ST. LOUIS -- It felt like a key spot early in Saturday’s game, so the Busch Stadium crowd rose to its collective feet, hoping to see Jordan Walker deliver a memorable swing.
With Thursday’s postponement thrown into the mix, it had certainly been a while since the red-clad fans had seen one -- from any Cardinal.
The bases were loaded in the bottom of the third inning on Saturday night, and the Cardinals already trailed the Marlins, 2-0. Walker had a chance to flip the script on a sluggish stretch for an offense that was seeking its first run in nearly 70 hours.
Instead, he swung through a Ryan Gusto sinker to quietly end the threat.
In a manner uncharacteristic to this year’s Cardinals prior to this recent skid, Walker’s spot ending without a thump felt like the wind had already left the club’s sails for the night -- and sure enough, another listless six innings followed.
The Cardinals eventually secured their first run since Wednesday’s ninth inning on a Masyn Winn RBI single in the sixth, but the allure of additional damage went left unrealized after an inning-ending double play.
The big swing evaded the Cardinals for another game as they dropped their fourth in a row, 5-1.
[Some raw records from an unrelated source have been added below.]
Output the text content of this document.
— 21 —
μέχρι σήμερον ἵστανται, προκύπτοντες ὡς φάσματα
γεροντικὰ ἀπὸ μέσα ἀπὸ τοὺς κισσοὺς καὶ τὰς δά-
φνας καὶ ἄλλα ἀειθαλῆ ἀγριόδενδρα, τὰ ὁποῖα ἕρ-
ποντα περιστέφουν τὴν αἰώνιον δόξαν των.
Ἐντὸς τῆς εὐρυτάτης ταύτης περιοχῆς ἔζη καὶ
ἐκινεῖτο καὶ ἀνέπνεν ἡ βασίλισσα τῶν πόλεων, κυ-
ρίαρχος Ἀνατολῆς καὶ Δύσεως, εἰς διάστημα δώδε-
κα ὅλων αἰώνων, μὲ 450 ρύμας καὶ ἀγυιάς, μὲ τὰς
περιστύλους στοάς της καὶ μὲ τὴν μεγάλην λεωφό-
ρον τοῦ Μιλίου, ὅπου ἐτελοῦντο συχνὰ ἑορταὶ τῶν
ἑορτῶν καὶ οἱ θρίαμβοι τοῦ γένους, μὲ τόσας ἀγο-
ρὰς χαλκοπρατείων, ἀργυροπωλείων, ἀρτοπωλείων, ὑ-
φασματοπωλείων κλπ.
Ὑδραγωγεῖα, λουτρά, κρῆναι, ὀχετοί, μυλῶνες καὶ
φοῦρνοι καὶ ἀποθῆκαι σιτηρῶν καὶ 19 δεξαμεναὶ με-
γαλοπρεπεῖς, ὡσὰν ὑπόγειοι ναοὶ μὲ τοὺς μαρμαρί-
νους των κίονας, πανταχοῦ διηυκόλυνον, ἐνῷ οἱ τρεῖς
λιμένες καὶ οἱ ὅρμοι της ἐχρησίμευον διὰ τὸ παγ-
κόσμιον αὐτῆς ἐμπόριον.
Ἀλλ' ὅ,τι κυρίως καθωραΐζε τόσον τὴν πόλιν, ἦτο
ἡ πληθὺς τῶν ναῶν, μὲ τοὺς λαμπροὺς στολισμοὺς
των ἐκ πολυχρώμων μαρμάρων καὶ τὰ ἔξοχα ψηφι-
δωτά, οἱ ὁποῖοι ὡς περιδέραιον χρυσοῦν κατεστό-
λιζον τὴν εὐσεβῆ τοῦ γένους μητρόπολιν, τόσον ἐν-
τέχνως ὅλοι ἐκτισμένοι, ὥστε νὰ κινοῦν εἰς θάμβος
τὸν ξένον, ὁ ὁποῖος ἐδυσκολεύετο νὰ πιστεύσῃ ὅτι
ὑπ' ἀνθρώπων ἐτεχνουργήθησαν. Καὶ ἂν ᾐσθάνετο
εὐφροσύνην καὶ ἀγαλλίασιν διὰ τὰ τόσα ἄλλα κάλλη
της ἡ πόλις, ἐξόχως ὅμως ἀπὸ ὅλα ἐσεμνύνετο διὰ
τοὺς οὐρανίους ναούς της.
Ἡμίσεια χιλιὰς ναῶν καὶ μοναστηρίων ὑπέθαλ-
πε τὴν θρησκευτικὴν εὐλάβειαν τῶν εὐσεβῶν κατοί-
“You look at the games we’re successful, we come up with that key hit, that big hit and kind of keep it rolling,” Cardinals manager Oliver Marmol said. “We haven’t been able to do that recently and that’s a big part of how we’ve gotten to this point.”
On the pitching side, Saturday was a slow burn for the Cardinals. Andre Pallante recorded outs in the seventh inning for the third time this season, but he was charged with all five runs, allowing tallies in four separate innings.
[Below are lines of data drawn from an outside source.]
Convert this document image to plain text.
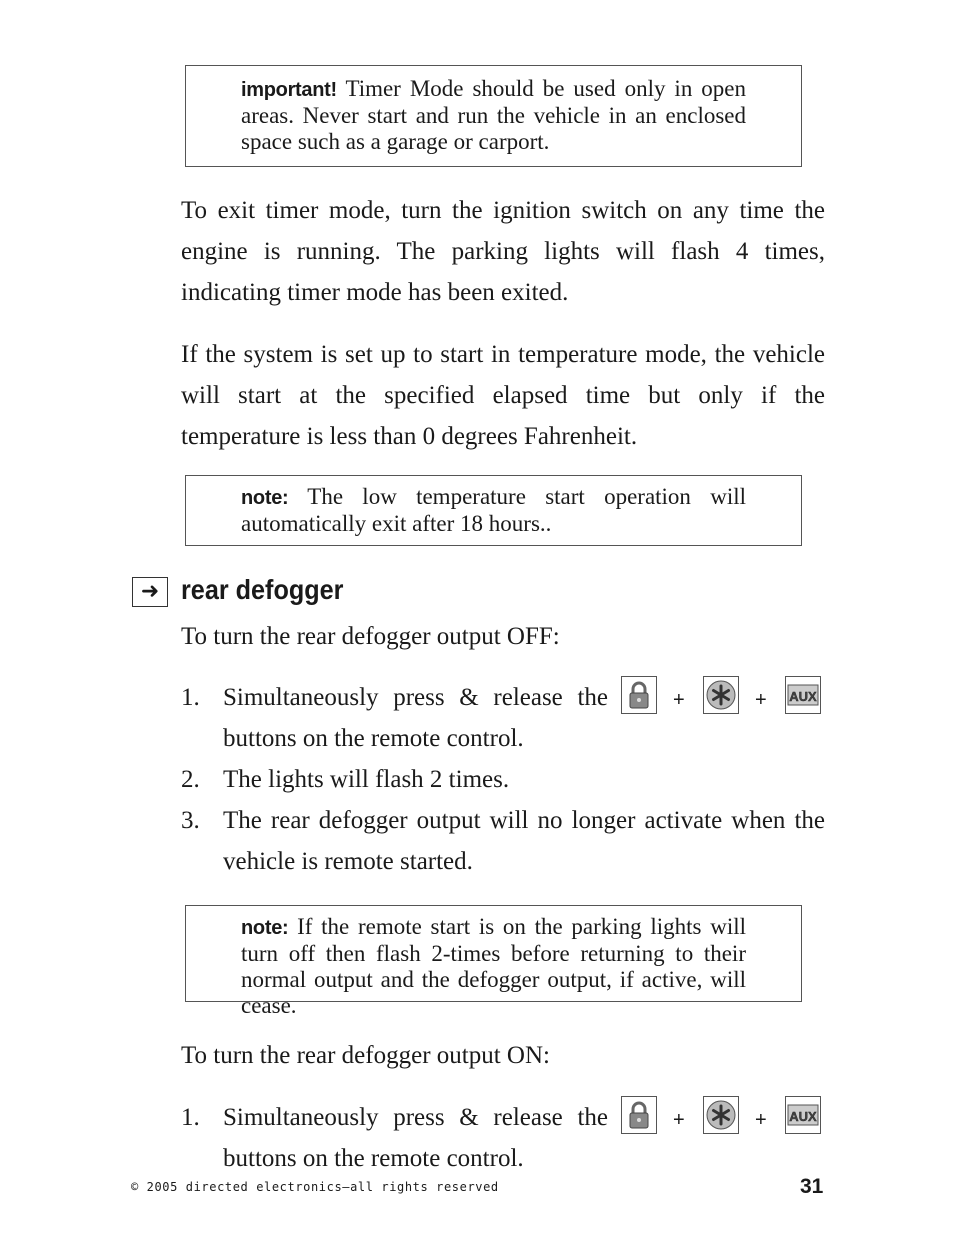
important! Timer Mode should be used only in open areas. Never start and run the vehicle in an enclosed space such as a garage or carport.
To exit timer mode, turn the ignition switch on any time the engine is running. The parking lights will flash 4 times, indicating timer mode has been exited.
If the system is set up to start in temperature mode, the vehicle will start at the specified elapsed time but only if the temperature is less than 0 degrees Fahrenheit.
note: The low temperature start operation will automatically exit after 18 hours..
➜ rear defogger
To turn the rear defogger output OFF:
1. Simultaneously press & release the
buttons on the remote control.
+	+ AUX
2. The lights will flash 2 times.
3. The rear defogger output will no longer activate when the vehicle is remote started.
note: If the remote start is on the parking lights will turn off then flash 2-times before returning to their normal output and the defogger output, if active, will cease.
To turn the rear defogger output ON:
1. Simultaneously press & release the
buttons on the remote control.
+	+ AUX
© 2005 directed electronics—all rights reserved	31
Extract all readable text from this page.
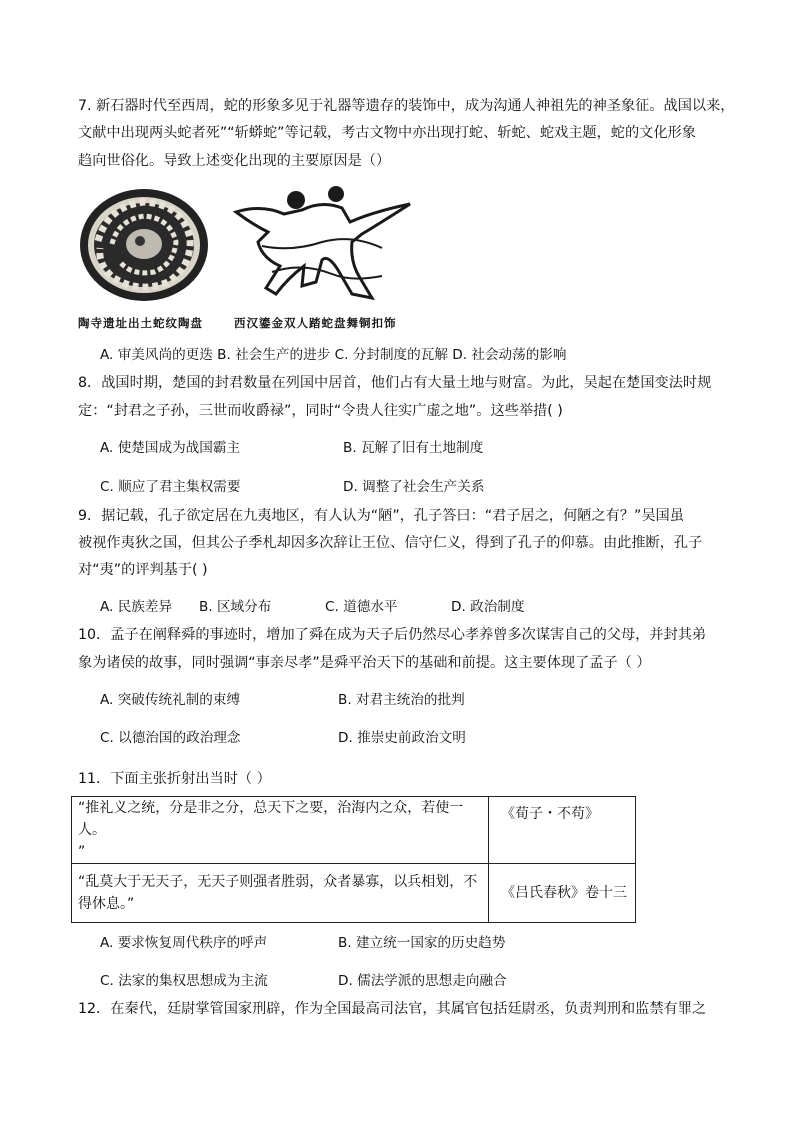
7. 新石器时代至西周，蛇的形象多见于礼器等遗存的装饰中，成为沟通人神祖先的神圣象征。战国以来，
文献中出现两头蛇者死”“斩蟒蛇”等记载，考古文物中亦出现打蛇、斩蛇、蛇戏主题，蛇的文化形象
趋向世俗化。导致上述变化出现的主要原因是（）
陶寺遗址出土蛇纹陶盘	西汉鎏金双人踏蛇盘舞铜扣饰
A. 审美风尚的更迭 B. 社会生产的进步 C. 分封制度的瓦解 D. 社会动荡的影响
8．战国时期，楚国的封君数量在列国中居首，他们占有大量土地与财富。为此，吴起在楚国变法时规
定：“封君之子孙，三世而收爵禄”，同时“令贵人往实广虚之地”。这些举措( )
A. 使楚国成为战国霸主	B. 瓦解了旧有土地制度
C. 顺应了君主集权需要	D. 调整了社会生产关系
9．据记载，孔子欲定居在九夷地区，有人认为“陋”，孔子答曰：“君子居之，何陋之有？”吴国虽
被视作夷狄之国，但其公子季札却因多次辞让王位、信守仁义，得到了孔子的仰慕。由此推断，孔子
对“夷”的评判基于( )
A. 民族差异 B. 区域分布	C. 道德水平	D. 政治制度
10．孟子在阐释舜的事迹时，增加了舜在成为天子后仍然尽心孝养曾多次谋害自己的父母，并封其弟
象为诸侯的故事，同时强调“事亲尽孝”是舜平治天下的基础和前提。这主要体现了孟子（ ）
A. 突破传统礼制的束缚	B. 对君主统治的批判
C. 以德治国的政治理念	D. 推崇史前政治文明
11．下面主张折射出当时（ ）
“推礼义之统，分是非之分，总天下之要，治海内之众，若使一人。
”	《荀子・不苟》

“乱莫大于无天子，无天子则强者胜弱，众者暴寡，以兵相划，不
得休息。”	《吕氏春秋》卷十三
A. 要求恢复周代秩序的呼声	B. 建立统一国家的历史趋势
C. 法家的集权思想成为主流	D. 儒法学派的思想走向融合
12．在秦代，廷尉掌管国家刑辟，作为全国最高司法官，其属官包括廷尉丞，负责判刑和监禁有罪之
This browser does not support the video element.
None of the individual Miami rallies were especially damaging to the Cardinals’ chances, but stacking them up made Pallante’s stat line look far worse than the right-hander felt about compiling it.
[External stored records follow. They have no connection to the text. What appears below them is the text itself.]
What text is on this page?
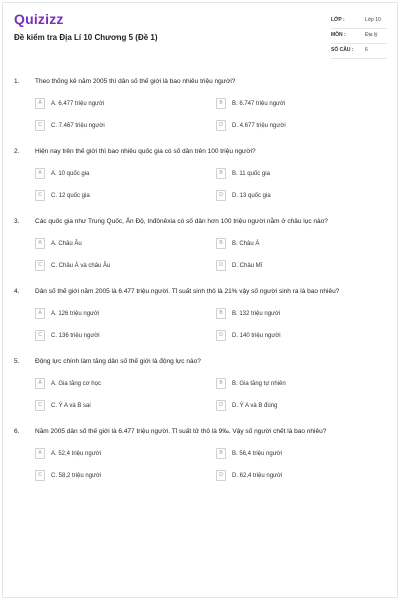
Quizizz
Đề kiểm tra Địa Lí 10 Chương 5 (Đề 1)
LỚP :	Lớp 10
MÔN :	Địa lý
SỐ CÂU : 6
1. Theo thống kê năm 2005 thì dân số thế giới là bao nhiêu triệu người?
A	A. 6.477 triệu người	B	B. 6.747 triệu người
C	C. 7.467 triệu người	D	D. 4.677 triệu người
2. Hiện nay trên thế giới thì bao nhiêu quốc gia có số dân trên 100 triệu người?
A	A. 10 quốc gia	B	B. 11 quốc gia
C	C. 12 quốc gia	D	D. 13 quốc gia
3. Các quốc gia như Trung Quốc, Ấn Độ, Inđônêxia có số dân hơn 100 triệu người nằm ở châu lục nào?
A	A. Châu Âu	B	B. Châu Á
C	C. Châu Á và châu Âu	D	D. Châu Mĩ
4. Dân số thế giới năm 2005 là 6.477 triệu người. Tỉ suất sinh thô là 21% vậy số người sinh ra là bao nhiêu?
A	A. 126 triệu người	B	B. 132 triệu người
C	C. 136 triệu người	D	D. 140 triệu người
5. Động lực chính làm tăng dân số thế giới là động lực nào?
A	A. Gia tăng cơ học	B	B. Gia tăng tự nhiên
C	C. Ý A và B sai	D	D. Ý A và B đúng
6. Năm 2005 dân số thế giới là 6.477 triệu người. Tỉ suất tử thô là 9‰. Vậy số người chết là bao nhiêu?
A	A. 52,4 triệu người	B	B. 56,4 triệu người
C	C. 58,2 triệu người	D	D. 62,4 triệu người
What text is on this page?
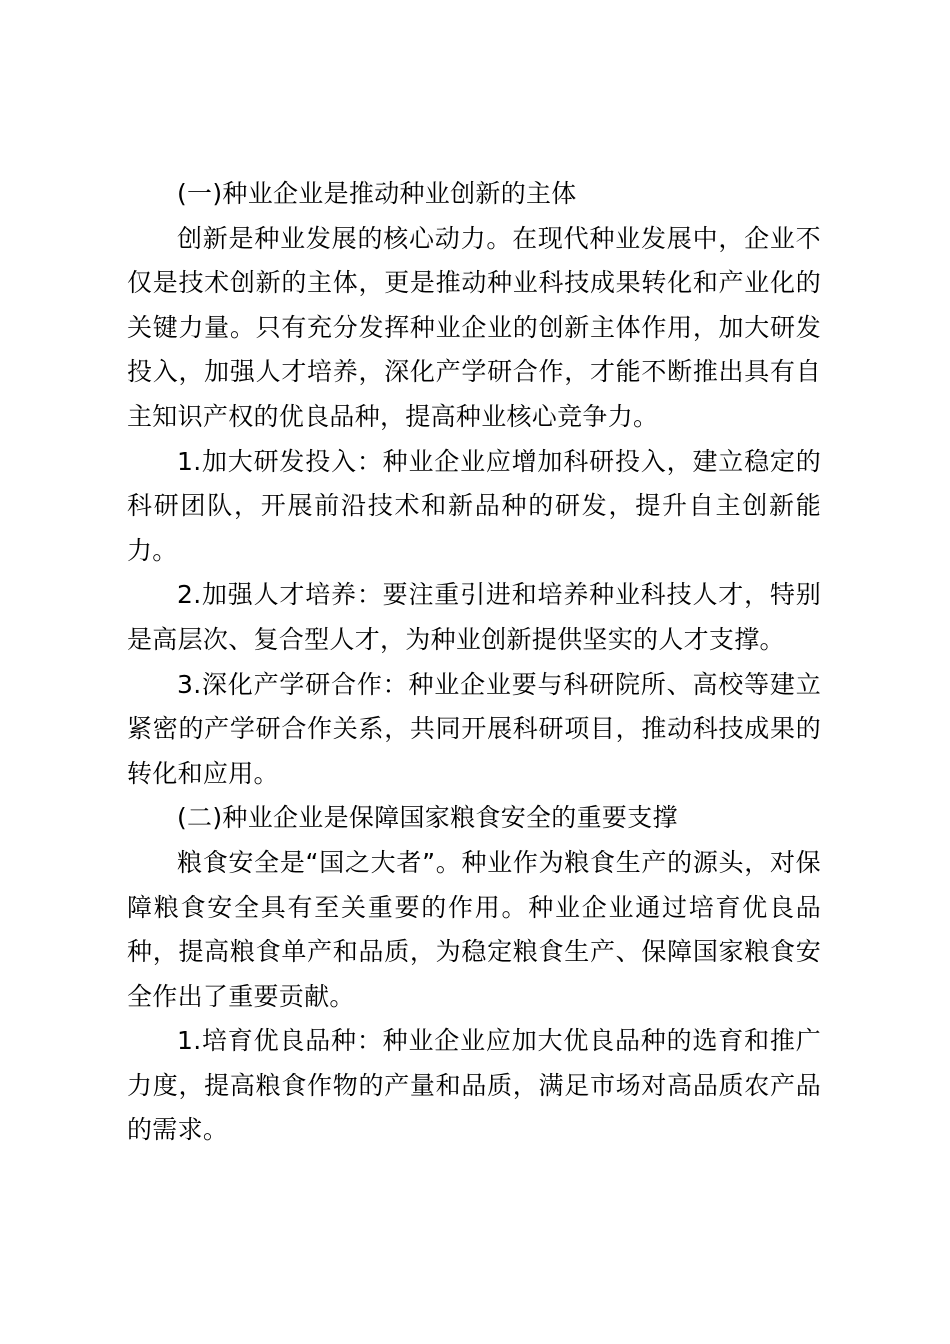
(一)种业企业是推动种业创新的主体

创新是种业发展的核心动力。在现代种业发展中，企业不仅是技术创新的主体，更是推动种业科技成果转化和产业化的关键力量。只有充分发挥种业企业的创新主体作用，加大研发投入，加强人才培养，深化产学研合作，才能不断推出具有自主知识产权的优良品种，提高种业核心竞争力。

1.加大研发投入：种业企业应增加科研投入，建立稳定的科研团队，开展前沿技术和新品种的研发，提升自主创新能力。

2.加强人才培养：要注重引进和培养种业科技人才，特别是高层次、复合型人才，为种业创新提供坚实的人才支撑。

3.深化产学研合作：种业企业要与科研院所、高校等建立紧密的产学研合作关系，共同开展科研项目，推动科技成果的转化和应用。

(二)种业企业是保障国家粮食安全的重要支撑

粮食安全是“国之大者”。种业作为粮食生产的源头，对保障粮食安全具有至关重要的作用。种业企业通过培育优良品种，提高粮食单产和品质，为稳定粮食生产、保障国家粮食安全作出了重要贡献。

1.培育优良品种：种业企业应加大优良品种的选育和推广力度，提高粮食作物的产量和品质，满足市场对高品质农产品的需求。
“If I’m not getting beat in big innings, that means I must be doing something relatively right,” Pallante said. “It’s frustrating, because when you’re out there, you feel like you make a good pitch and some guy hits it. The biggest thing is, every pitcher has a plan how they attack batters. … I think it’s important that I don’t let the wrong things take me away from that.”
The pitching hasn’t been perfect, but Saturday was only the second time this week that the Cardinals permitted more than four runs in a game. Over the course of their four-game losing skid, the Cardinal bats have mustered just eight runs.
Has the wet St. Louis weather left the bats feeling soggy? What gives?
Overreacting to any one stretch in this sport can be a foolish endeavor. Marmol didn’t risk entering that territory on Saturday.
“You’re going to go through stretches where your big boys don’t feel great and they’re still going to battle and give you everything they’ve got,” Marmol said. “There’s going to be stretches where they can’t get out and they scorch everything thrown.
“Right now, we’re at a spot where we’re having to claw for every run. At some point, we’ll get out of it and be fine. But I don’t think it’s so much approach-driven as much as, just, we weren’t able to get that key hit when we had an opportunity tonight.”
The Cardinals rank as one of the league’s most stingy teams when it comes to succumbing to strikeouts, but St. Louis fell into nine of them on Saturday, all consolidated within the bottom two-thirds of the order.
While Marmol alluded to the key, timely swing evading the big bats in the lineup, spots seven through nine failed to produce even one base runner across 12 plate appearances on Saturday.
Once seen as an example of the aggression the Cardinals’ front office has shown to fortify the bottom of its order to keep the momentum going offensively, Jimmy Crooks slunk to a .157 batting mark and .501 OPS after an 0-for-4 with three strikeouts.
The Cardinals had built a cushion in the NL Wild Card standings through an uncanny ability to see one element of the roster regularly pick up the slack for whichever group needed it in a given game.
For one reason or another, lately, it’s been rare to see a requisite offensive performance timed up with the pitching to match it for a win.